Covid-19. Marcelo sai em defesa de Costa: «Solidarizo-me com a sua indignação»

São precisos «mais ventiladores, mais cuidados intensivos, disponibilidade de camas e também material de protecção», vincou.

Ana Rita Rebelo
Março 27, 2020
18:38

Marcelo Rebelo de Sousa insistiu, depois de uma reunião com a bastonária da Ordem dos Enfermeiros, Ana Rita Cavaco, que «tudo tem de ser feito para proporcionar os meios de resposta». São precisos «mais ventiladores, mais cuidados intensivos, disponibilidade de camas e também material de protecção», vincou.

«Estamos a perceber que este período é longo, mas o esforço que está a ser feito para diferir e achatar a curva, impedindo um pico rápido e intensíssimo, significa que o pico vai sendo adiado», disse o Presidente da República. «Isto é uma prova de resistência e não nos podemos deixar dominar pelo cansaço», afirmou.



Segundo Marcelo, existe material suficiente e é de «qualidade superior» ao que estava disponível em «surtos anteriores».

O Presidente dos afectos sublinhou a necessidade de a União Europeia (UE) estar unida. Quanto à reacção do primeiro-ministro, António Costa, em relação ao discurso do ministro das Finanças holandês sobre a situação vivida em Espanha e Itália, defende que foi «em nome da solidariedade», uma vez que «estamos no mesmo barco. (…) Vamos resolver o problema em conjunto e não vale a pena criar divisões». «O primeiro-ministro indignou-se e eu também me solidarizo com a sua indignação», frisou.

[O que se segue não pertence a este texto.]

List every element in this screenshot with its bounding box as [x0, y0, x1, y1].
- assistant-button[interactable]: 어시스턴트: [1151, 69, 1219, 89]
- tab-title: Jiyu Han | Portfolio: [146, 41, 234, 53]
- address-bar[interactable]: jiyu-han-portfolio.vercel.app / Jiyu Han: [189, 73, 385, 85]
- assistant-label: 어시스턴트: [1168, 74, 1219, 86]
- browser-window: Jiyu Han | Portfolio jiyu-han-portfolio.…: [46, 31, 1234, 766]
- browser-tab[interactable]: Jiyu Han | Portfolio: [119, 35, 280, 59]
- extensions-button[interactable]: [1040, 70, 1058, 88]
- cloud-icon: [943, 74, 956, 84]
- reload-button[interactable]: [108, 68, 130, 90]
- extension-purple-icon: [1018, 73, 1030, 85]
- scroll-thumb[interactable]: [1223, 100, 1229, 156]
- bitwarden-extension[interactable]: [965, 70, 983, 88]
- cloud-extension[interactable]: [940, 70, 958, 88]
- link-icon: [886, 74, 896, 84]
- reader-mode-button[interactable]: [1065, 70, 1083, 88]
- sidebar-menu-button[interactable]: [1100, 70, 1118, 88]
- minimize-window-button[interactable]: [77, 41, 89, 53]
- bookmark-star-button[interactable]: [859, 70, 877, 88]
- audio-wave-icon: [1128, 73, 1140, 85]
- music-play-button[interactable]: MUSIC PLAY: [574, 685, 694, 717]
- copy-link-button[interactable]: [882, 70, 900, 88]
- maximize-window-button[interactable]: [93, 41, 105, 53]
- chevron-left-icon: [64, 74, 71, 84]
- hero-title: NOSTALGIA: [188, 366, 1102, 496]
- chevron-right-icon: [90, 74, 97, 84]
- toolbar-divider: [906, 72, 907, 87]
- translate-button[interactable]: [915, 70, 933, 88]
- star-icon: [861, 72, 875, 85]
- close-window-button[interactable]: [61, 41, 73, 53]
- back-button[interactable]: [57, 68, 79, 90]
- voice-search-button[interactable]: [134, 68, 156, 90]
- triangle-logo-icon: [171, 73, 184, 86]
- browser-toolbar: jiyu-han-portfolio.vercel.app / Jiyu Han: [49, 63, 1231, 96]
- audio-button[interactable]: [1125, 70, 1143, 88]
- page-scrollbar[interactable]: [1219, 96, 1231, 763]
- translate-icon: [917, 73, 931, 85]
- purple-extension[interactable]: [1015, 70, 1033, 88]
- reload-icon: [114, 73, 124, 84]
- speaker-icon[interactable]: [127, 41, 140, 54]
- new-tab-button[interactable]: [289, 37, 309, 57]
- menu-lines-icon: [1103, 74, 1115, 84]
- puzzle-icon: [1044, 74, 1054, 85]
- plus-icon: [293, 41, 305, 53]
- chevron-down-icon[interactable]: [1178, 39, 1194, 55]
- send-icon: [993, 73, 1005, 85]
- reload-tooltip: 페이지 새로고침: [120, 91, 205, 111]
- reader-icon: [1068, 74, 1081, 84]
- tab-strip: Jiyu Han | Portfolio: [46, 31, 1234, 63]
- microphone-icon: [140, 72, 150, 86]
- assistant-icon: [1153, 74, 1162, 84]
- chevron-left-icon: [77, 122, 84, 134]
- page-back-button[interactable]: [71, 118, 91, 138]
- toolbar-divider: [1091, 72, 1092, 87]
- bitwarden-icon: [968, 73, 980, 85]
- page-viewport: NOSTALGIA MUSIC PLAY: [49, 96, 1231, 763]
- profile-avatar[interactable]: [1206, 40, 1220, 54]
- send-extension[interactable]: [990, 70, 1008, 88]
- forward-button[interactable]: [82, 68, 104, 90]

Marcelo considerou que «o que se passa neste momento é que deu passos, mas insuficiente e tímidos». «Deu passos no sentido de haver um financiamento para enfrentar a crise, de libertar da rigidez das regras do défice para que os Estados possam enfrentar as crises económicos e sociais», afirmou.

O Presidente revelou ainda que apoia a solução da emissão de eurobons, solução que foi travada pelo Conselho Europeu.

«Infelizmente [a UE] não deu passos do que seriam os eurobonds, que Portugal tem defendido e outros países. Alguns países, são poucos, têm resistido a passos mais solidários. Considero que isso é um erro», continuou, defendendo que «é  nos momentos cruciais que se vê a capacidade de afirmação das instituições e que é neste momentos que se vê se a Europa quer ser corajosa» ou se, pelo contrário, «quer esperar mais três meses». «Isto não é um problema do país. É de toda a Europa. Porquê esperar três meses?», questionou.

Em Portugal são já 4.268 o número de infectados, segundo o boletim da Direção-Geral da Saúde, divulgado esta sexta-feira. Ontem, estávamos dois lugar abaixo, com menos 724 casos. O país conta agora com 77 óbitos, mais 17 que na quinta-feira, tendo sido registada a primeira vítima mortal com menos de 50 anos.

Globalmente, o novo coronavírus, responsável por provocar a Covid-19, já infectou mais de meio milhão de pessoas em todo o mundo e fez quase 25 mil mortos. Na Europa, a Itália continua a liderar o número de óbitos: nas últimas 24 horas registaram-se 969 mortes, elevando para 9.134 o número total. O país registou nesta sexta-feira 86.498 casos de infecção por Covid-19, ultrapassando a China que apresenta 81.897 casos.